The technical thesis focuses on two aspects of detecting and preventing spam using a
novel Machine Learning technique referred to as Natural Language Processing. Initially, work
was done on a chat bot placed in the undermarket web to communicate with e-commerce
miscreants and extract useful intel. For this project, Natural Language Processing was used to
improve the machine’s understanding of the conversation with the miscreant, thus enabling it
with richer information. Utilizing a new NLP framework, we were able to substantially improve
the understanding of textual information and flow of conversation for the chat bot. Additionally,
in a separate project, NLP is being used to build a developer’s reputation and predict whether
that user is commiting malicious code to GitHub. We are currently extracting textual information
from commited code and vectorizing to produce more features for the prediction.
The STS thesis investigates the efficiency of Makerspaces as a learning tool, attempting
to separate what is fact and what is hype. As many schools begin to adopt Makerspaces, the need
to define the metrics by which to evaluate these collaborative spaces increases. In this research, I
discuss the existing methods of evaluation from both an educational and social lens.

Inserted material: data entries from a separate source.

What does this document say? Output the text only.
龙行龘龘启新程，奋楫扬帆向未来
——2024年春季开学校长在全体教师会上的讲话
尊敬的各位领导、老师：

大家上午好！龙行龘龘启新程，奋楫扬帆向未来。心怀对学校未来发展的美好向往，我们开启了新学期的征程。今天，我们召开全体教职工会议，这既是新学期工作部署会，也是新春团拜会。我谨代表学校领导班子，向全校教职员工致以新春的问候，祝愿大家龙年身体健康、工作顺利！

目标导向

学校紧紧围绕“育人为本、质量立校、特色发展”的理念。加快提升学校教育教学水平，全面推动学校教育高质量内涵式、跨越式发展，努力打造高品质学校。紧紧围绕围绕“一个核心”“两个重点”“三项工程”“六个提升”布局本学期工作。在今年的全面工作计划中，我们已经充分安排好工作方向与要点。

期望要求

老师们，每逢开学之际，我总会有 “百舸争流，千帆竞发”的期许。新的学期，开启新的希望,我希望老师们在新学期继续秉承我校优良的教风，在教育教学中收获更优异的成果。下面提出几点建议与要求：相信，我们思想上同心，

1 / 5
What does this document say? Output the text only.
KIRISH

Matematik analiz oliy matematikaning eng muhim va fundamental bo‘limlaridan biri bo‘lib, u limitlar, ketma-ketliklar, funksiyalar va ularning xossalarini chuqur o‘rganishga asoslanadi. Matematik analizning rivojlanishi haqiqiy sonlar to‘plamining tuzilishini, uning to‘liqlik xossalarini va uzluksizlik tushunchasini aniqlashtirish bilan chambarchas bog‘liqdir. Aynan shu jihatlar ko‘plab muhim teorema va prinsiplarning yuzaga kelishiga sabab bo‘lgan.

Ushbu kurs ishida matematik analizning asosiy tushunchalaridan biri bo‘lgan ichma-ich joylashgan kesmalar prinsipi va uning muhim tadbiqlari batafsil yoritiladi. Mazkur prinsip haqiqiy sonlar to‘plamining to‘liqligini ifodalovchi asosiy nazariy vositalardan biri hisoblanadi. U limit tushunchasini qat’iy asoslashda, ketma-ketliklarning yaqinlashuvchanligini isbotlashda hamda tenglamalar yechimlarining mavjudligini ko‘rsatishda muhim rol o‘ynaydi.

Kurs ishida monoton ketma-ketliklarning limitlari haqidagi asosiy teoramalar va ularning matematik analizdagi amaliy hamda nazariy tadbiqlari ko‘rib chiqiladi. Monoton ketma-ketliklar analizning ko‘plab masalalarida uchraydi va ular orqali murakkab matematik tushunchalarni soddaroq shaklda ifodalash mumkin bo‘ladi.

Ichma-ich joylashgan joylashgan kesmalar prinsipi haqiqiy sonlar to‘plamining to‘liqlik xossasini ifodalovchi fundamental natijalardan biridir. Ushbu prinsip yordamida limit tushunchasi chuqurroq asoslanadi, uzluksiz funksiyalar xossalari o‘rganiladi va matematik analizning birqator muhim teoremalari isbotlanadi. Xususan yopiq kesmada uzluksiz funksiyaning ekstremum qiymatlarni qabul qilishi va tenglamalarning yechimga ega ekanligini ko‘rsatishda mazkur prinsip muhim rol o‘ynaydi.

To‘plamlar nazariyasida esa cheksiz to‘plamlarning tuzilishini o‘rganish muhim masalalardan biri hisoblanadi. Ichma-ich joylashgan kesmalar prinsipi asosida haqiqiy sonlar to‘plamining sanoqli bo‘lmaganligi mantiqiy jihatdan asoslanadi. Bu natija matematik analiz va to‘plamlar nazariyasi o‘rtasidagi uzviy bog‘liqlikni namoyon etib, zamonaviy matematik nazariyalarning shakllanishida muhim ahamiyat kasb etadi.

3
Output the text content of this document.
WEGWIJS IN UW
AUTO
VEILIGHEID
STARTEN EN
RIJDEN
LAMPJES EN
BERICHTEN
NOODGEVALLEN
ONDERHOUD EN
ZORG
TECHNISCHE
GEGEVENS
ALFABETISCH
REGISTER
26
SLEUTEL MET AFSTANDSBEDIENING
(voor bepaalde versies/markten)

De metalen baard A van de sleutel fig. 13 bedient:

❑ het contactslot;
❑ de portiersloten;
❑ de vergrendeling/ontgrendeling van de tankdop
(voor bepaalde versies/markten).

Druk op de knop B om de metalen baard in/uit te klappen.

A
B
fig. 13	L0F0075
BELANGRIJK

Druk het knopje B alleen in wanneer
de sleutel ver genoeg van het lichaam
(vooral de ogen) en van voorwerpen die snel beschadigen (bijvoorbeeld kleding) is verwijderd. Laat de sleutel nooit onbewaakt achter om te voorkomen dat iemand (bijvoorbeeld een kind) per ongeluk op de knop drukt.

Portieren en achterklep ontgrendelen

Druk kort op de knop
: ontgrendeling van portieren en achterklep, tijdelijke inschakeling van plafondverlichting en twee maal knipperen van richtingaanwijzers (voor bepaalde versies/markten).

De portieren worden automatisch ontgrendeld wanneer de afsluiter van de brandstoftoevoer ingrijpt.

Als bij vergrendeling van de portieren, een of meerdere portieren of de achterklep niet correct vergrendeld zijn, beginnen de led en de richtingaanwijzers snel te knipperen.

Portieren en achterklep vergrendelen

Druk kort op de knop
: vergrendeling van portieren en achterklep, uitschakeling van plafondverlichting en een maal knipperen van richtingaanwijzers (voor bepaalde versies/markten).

Furthermore, I produce metrics that additionally account for the resources used, the opportunity
cost of those resources, and the specific benefits reaped. Through case studies of existing
Makerspaces, it was found that successful makerspaces were coupled with an existing
curriculum and had strong support from patrons. The research recommends an amended
evaluation metric for Makerspaces, as well as key factors that contribute to the efficiency of
these spaces. The research is preliminary yet substantive and further research into Makerspaces
could be grounded in what is found here.